Pillas Maintains Council Candidate Process Was Flawed

OCEAN CITY – Councilwoman Margaret Pillas’s request to reopen Philip Ufholz’s hearing to further deliberate his Ocean City residency and qualification to run for council was unsuccessful this week.

Two weeks ago, the Mayor and City Council held a public hearing after the residency of City Council candidate Ufholz was challenged by local attorney Jay Phillips representing the Citizens For Ocean City group.

After considerable testimony and comments, Ufholz was denied as a candidate by the council in a 5-2 vote, with council members Brent Ashley and Margaret Pillas opposed.

At the hearing, Phillips challenge was based on the language of the charter, “to qualify for election … must be a resident of and domiciled in the corporate limits of the Town of Ocean City”.

Besides reviewing several case laws, and the definitions of “residence” and “domicile” in relation to Ocean City’s code, Phillips’ primary piece of evidence was Ufholz’s State Department of Assessment and Taxation (SDAT) form.

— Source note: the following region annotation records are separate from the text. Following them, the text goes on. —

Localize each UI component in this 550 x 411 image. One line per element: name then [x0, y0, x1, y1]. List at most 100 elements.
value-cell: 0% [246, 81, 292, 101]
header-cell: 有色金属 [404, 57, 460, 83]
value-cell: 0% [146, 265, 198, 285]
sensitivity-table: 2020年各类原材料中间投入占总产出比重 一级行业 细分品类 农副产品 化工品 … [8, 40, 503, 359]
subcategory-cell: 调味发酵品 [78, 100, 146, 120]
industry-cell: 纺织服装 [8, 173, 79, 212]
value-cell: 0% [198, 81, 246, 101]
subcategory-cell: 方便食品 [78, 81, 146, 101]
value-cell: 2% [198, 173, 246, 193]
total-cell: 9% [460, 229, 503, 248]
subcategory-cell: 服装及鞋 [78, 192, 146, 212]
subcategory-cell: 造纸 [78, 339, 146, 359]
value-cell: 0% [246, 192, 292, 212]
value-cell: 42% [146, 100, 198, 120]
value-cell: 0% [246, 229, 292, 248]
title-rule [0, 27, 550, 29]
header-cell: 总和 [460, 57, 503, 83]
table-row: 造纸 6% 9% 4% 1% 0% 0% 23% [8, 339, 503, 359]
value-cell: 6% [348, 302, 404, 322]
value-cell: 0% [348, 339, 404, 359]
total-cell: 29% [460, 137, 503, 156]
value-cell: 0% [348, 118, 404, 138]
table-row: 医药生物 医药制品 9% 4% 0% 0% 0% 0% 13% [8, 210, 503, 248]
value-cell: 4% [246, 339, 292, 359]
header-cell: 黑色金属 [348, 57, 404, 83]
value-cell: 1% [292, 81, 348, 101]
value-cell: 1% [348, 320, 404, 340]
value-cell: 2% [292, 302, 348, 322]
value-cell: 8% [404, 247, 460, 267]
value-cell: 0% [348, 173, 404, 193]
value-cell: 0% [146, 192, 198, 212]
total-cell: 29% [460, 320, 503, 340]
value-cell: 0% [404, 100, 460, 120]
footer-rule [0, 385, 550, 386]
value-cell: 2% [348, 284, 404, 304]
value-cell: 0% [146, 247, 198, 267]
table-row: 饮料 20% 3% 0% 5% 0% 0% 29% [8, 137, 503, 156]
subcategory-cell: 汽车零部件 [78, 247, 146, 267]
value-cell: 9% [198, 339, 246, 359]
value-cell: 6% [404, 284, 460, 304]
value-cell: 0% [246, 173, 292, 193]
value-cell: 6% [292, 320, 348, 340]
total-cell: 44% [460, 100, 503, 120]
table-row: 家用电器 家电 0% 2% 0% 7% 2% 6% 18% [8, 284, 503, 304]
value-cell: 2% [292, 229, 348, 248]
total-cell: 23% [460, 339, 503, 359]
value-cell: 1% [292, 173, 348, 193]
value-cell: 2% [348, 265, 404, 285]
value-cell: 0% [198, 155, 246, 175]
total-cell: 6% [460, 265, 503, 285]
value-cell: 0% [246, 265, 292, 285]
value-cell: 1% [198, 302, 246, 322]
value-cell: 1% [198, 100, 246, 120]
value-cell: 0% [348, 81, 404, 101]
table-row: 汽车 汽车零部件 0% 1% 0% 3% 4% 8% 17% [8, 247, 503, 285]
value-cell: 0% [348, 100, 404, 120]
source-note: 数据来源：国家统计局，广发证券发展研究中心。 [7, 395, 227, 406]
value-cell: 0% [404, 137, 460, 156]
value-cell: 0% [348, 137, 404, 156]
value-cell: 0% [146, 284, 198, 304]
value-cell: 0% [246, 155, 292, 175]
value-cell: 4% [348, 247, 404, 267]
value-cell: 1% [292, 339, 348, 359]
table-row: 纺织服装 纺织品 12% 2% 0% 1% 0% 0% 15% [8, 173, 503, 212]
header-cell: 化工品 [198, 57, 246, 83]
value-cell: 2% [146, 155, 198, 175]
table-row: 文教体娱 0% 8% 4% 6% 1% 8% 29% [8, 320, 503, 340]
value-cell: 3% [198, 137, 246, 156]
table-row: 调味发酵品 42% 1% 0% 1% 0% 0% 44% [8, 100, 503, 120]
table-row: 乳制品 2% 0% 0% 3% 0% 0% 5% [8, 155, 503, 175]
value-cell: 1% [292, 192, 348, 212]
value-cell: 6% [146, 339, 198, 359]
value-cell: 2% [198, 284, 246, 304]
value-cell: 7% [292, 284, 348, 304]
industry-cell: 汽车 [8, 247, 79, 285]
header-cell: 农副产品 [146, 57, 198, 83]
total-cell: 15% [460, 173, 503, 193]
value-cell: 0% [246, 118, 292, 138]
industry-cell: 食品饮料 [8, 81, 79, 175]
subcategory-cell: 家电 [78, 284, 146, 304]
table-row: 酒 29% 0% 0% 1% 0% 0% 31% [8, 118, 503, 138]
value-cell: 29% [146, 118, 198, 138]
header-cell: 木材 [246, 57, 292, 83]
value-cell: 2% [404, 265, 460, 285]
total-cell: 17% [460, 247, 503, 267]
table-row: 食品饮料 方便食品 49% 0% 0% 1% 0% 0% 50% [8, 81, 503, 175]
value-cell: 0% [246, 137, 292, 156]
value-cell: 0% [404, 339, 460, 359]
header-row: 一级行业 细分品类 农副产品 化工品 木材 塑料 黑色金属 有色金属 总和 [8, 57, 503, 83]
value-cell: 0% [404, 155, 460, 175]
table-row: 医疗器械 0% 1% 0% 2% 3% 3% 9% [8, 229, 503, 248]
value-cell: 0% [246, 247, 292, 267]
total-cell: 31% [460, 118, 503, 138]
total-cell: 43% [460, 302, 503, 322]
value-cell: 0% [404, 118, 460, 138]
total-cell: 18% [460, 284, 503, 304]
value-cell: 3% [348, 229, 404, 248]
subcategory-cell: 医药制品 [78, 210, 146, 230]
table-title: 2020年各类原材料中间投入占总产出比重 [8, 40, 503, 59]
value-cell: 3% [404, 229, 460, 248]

According to the form, Ufholz’s Ocean City address is not listed as his primary address. An address in Bethesda is listed as the primary address as well as is the address where tax bills are to be sent. The form is dated Sept. 24, 2014.

According to Ufholz, his family purchased the property in Ocean City in 1975, and when he retired as a tax attorney he became a permanent resident in Ocean City in 2008, although his wife remains a resident in Bethesda.

Ufholz provided an Ocean City senior bus pass, a driver’s license with his Ocean City address listed, his voter registration code being a registered voter in Ocean City, where he has voted in the past three elections, a letter from a neighbor stating he has been a permanent resident in Ocean City for the past six years and a copy of his most recent State of Maryland tax return listing his Ocean City address.

At the conclusion of Monday evening’s Mayor and City Council meeting, Councilwoman Margaret Pillas asked the council to consider reopening Ufholz’s public hearing for further deliberation.

Pillas argued Ufholz, who was not in attendance at this week’s meeting, attended his hearing bearing the documents he was instructed to bring to prove he is a resident of and domiciled in Ocean City four months prior to the election.

“During his hearing, several council members’ stated they didn’t think he qualified because of a Homestead Tax Credit and SDAT showed he still lived in Bethesda,” Pillas said. “I called Montgomery County Division of Treasury and spoke to a Mr. Allen, who said Montgomery County issues an automatic tax credit to the primary home in that county, and it is never applied for by the owner. Mr. Ufholz told me he only received that tax credit last year and his wife receives it as she has remained in that home.”

Pillas, who has been in contact with Ufholz over the matter, reiterated Ufholz retired in Ocean City in 2008 but his wife remains in Bethesda as she works in Rockville until she retires in 2015 and moves to Ocean City as well.

“She is entitled to receive a tax credit at that home,” Pillas said. “It was implied by the council that he was working the system by retiring here and she was living there and getting the tax credit but that isn’t the case. Mr. Ufholz never applied for an Ocean City tax credit … I think Mr. Ufholz did show the documents he needed to have.”

Councilman Doug Cymek responded the council was instructed by legal counsel to make a decision based on the totality of evidence provided.

“If you listen to the hearing online, I think you will clearly understand the gentleman wasn’t candid, in fact some people accused him of being deceptive. I should remind you that the gentleman is an attorney at law. He knows the rules of evidence. He knows what to present. He has defended people in court. He claims to be a trial lawyer. I don’t think we needed to go out of our way to give him any instructions in what to bring to defend himself,” Cymek said.

Council Secretary Mary Knight reminded Pillas this isn’t the first time she had participated in a candidate’s denial to run for office. Six years ago, the council denied a candidate due to his residency being in Annapolis.

“The other thing I find extremely curious, if I was Mr. Ufholz I would have been here tonight. I wouldn’t have a council member pleading my case. What I would have done is the Thursday after I was denied I would have been filing a case with the Circuit Court,” Knight said. “We have done this before. It was not out of malice. It was not done out of fear that somebody would be running against a council member.”

There was no motion made to reopen Ufholz’s public hearing and therefore the matter was not revisited by the council.

“Certainly Mr. Ufholz should come and fight for himself. I am not sitting up here fighting for Mr. Ufholz. I am fighting for the process. That is my job as an elected official to say when I don’t think the process is being honored. I think everybody should sit up here and fight for the principle that I think is being completely destroyed,” Pillas said.